Adaşına seslenmiş Sabahattin Ali, su
değirmenini anlatarak... Ve günümüz modeli aşkları betimlemiş devamında. Bir
demiş, ikinci demiş, üçüncü, dördüncü ve devamı... Hikâyenin sonundan habersiz
kafamızda tasarlamaya çalışıyoruz. Değirmenleri, sevgilileri, aşkı, köylüleri,
köleleri...
Biz de soruyoruz kendimize, ben hiç sevdim mi?
Sevgilim güzel miydi? O da beni seviyor muydu? Belki de sevmiyordu... Ona
yazdığımız mektuplar, şiirler, yazılar gelir aklımıza; kurduğumuz cümlelerle.
Sorarız ama bir önceki cümlemizde de dediğimiz gibi aklımıza gelenler “O”na
söylediklerimizdir. O'dur çünkü sevgili. Tektir. Kalbimiz gibi, vücudumuz gibi,
ruhumuz gibi tektir sevgili ve biz sadece bir kişiye kalbimizi veririz. Bu da
bir ömür sürer.
Hikayeyle uzun uzadıya uğraşmanın bir anlamı
yok. Sabahattin Ali'nin o mükemmel kalitesinden doğup gelişen bir aşk kitabesi.
Edebi olarak son bir cümle söylemek gerekirse Kuyucaklı Yusuf ve Kürk Mantolu
Madonna'sından sonra başı çekecek bir hikâye.
Hikâyenin özü belli. Ve her şey son paragrafta
gizli. Gözyaşlarının, şiirlerin, sözlerin, cümlelerin anlatamadığı hiçbir aşkı;
aşık olduğunuz kadar yanan yüreğinizin ateşini karşıdakine hissettiremediğiniz
bir aşkı, ya bir hareketiniz anlatır kolayca ya da hisseden bilir diyerek
susarsınız.
Günümüzde böyle bir aşkın varlığından ziyade
“aşk var mı?” sorusunu soruyor insanlar. Sanki aşk tedavülden kalkmış veya son
kullanma tarihi geçmiş bir şeymiş gibi. Aşk, önceden de vardı. Günümüzde de var
ve var olmaya da devam edecek.
Ancak günümüzde var olan aşk, dışarıdaki
insanların “ben aşığım” cümlesini kurdukları kadar basit bir terim olduğu kadar
daha yazı yazmayı yeni öğrenen ilkokullu çocukların, koridorlarda uzun eşek
oynayan liselilerin ağzında sakız olan bir karmaşa. Ve maalesef ki bir şairin
şiirinde bahsettiği gibi sol yanda değil yatakta taşınan bir leke günümüzde
aşk... Tabi bu söylediklerimiz de öznel birer düşünceden ibaret. Bir
arkadaşımızın, bir dostumuzun bile samimiyetini bilemezken bile yolda yürürken
bile karşılaştığımız yüzlerce insanın içindeki duyguları bilemediğimiz kadar
yaşamları hakkında da bir fikrimiz olmayabilir.
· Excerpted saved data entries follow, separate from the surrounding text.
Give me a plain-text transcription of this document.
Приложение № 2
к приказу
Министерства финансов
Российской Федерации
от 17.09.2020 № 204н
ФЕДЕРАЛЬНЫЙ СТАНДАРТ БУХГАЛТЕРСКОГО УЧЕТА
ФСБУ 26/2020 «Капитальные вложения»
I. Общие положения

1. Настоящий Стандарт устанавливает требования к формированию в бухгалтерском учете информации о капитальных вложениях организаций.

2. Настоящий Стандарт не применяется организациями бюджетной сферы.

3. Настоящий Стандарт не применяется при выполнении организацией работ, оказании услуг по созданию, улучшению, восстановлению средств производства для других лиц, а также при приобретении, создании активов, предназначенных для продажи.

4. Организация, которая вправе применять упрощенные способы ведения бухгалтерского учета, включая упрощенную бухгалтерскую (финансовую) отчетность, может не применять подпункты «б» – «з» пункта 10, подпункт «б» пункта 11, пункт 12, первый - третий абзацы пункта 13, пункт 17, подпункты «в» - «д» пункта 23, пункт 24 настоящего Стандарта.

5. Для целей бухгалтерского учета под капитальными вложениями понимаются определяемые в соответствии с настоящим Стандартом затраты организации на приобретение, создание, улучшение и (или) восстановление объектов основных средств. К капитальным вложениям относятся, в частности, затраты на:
Kolunu kesen çingene, çöller aşan Mecnun,
dağlar delen Ferhat gibi insanları ve sevgilileriyle aralarındaki o güzel
duyguyu günümüzde bir elimizdeki beş parmağımızdan daha az buluruz belki de.
İşte bu yüzden diyebiliriz ki günümüzde böyle
aşklar yok olmaya yüz tutmuştur.
Hasta olan maşukunun başında sabahlayan, bıkmadan üşenmeden sabaha kadar üstünü örten, onu koruyan kollayan, her imdadına koşan, onun için değil kolunu canını bile verecek olan aşıklar yok denecek kadar azdır. Belki de bir tanedir. Bunu yapabileceğini söylemekten, süslü cümleler kurmaktan ziyade gerçekten yapmak, -Sabahattin Ali'nin de dediği gibi- yalnız bu sevmektir.